In general I would expect ep_pairwise
to be significantly slower than what you used until now (by a factor 10x-100x). There are ways to speed this up, but I'm not sure it's worth it - simply using the inverse hessian at the maximum-likelihood estimate of the parameters, like you did so far, should be good enough in practice.
@lucasmaystre random.sample(range(M, 2) is clearly better, that was a silly oversight on my part.
which is in some cases (marginally) more accurate. But also more expensive, since you need multiple matrix inversions. I misread the "marginally" as applying to both statements (accuracy, and cost).
I converted the script to a Colab (colab is a Google hosted + more magical version of Jupyter notebooks) and printed some plots about shift in ratings and std_err and speed.

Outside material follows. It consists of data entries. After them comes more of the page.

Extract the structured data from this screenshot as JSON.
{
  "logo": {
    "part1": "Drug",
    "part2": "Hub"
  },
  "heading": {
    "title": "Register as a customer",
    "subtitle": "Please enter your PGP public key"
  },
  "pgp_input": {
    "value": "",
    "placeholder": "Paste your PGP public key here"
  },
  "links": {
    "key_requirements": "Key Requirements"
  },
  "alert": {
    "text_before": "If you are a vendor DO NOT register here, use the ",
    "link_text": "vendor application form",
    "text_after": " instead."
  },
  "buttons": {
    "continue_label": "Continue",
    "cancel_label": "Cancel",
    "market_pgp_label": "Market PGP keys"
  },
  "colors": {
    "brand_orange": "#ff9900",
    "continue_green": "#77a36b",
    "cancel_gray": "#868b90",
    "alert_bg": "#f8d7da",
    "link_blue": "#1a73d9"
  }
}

TL;DR ep_pairwise is very similar but 20-30x slower. which is to slow for my use case :/
Hi,
I have about 30,000 images that I need to rank on a linear scale (let's say from 1 to 10). The naive approach would dictate to do a full pairwise comparison (n² comparisons), making the task impossible, however I'm searching for a method that would allow me to only do about nlogn comparisons by "wisely" choosing the pairs to compare. Of course, using such a method we can only hope to get "near" the ranking ground truth, but it should be sufficient for my needs.
I'm under the impression that choix could be used to attain my goal, but I can't determine how exactly at this point. Any pointers that might help? Thanks!